|Papacy began||67 AD|
|Papacy ended||79 AD|
|Styles of |
|Reference style||His Holiness|
|Spoken style||Your Holiness|
|Religious style||Holy Father|
According to Irenaeus, Jerome, Eusebius, John Chrysostom, the Liberian Catalogue and the Liber Pontificalis, Linus was the second Bishop of Rome, succeeding Saint Peter and succeeded by Anacletus. Irenaeus identifies him with the Linus mentioned in 2 Timothy, although this identification is not certain. The Liberian Catalogue and the Liber Pontificalis both date his Episcopate to AD 56–67 during the reign of Nero, but Jerome dates it to 67–78, and Eusebius dates the end of his Episcopate to the second year of the reign of Titus (80).

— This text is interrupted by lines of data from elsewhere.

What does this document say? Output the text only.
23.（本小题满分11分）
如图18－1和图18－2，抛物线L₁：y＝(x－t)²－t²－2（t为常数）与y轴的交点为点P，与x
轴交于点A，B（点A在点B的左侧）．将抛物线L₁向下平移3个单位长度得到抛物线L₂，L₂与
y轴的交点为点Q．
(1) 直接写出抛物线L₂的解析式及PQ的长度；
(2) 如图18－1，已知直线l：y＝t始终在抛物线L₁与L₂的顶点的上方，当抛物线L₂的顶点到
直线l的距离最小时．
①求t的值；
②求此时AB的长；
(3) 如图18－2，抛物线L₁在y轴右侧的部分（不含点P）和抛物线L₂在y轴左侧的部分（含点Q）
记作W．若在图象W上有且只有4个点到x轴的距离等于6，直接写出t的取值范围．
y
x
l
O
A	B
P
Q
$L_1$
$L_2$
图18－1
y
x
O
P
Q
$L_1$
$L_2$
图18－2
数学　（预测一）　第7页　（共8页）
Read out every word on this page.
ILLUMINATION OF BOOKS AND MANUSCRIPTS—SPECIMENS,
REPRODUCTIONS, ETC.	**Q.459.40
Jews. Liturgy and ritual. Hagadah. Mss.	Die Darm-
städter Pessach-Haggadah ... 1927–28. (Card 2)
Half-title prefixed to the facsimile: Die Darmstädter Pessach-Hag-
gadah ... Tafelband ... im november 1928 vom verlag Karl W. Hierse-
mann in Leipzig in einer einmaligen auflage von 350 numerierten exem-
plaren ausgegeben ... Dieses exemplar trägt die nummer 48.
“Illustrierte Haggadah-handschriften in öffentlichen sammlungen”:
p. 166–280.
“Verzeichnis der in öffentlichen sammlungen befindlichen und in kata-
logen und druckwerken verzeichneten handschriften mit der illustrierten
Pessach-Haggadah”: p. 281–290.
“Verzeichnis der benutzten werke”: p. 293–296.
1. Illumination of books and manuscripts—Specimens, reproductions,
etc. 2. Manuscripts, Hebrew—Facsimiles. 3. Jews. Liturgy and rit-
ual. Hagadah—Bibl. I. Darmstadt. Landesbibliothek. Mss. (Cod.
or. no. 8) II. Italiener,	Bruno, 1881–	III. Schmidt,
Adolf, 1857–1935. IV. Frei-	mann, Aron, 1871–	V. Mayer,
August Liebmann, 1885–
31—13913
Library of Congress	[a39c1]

Other sources disagree on Linus's place in the succession of Popes. Tertullian says that Peter was succeeded by Clement I. The Apostolic Constitutions says that Linus was the first Bishop of Rome, ordained by Paul, and was succeeded by Clement, who was ordained by Peter.
According to the Liber Pontificalis, Linus was an Italian from Tuscany, and his father's name was Herculanus. The Apostolic Constitutions names his mother as Claudia. The Liber Pontificalis also says that he issued a decree that women should cover their heads in church, and that he died a martyr and was buried on the Vatican Hill next to Peter. It gives the date of his death as September 23, the date on which his feast is still celebrated.
A tomb found in St. Peter's Basilica in 1615 by Torrigio was inscribed with the letters LINUS, and was once taken to be Linus's tomb. However a manuscript of Torrigio shows that these were merely the last five letters of a longer name (e.g. Aquilinus or Anullinus). A letter on the martyrdom of Peter and Paul was once attributed to him, but in fact dates to the 6th century.
Elsewhere, in what appears to be a relatively recent British Israelite legend, Claudia, identified as the historical Claudia Rufina, is given as Linus's sister, and both are said to have been children of the Iron Age Brythonic chieftain, Caratacus.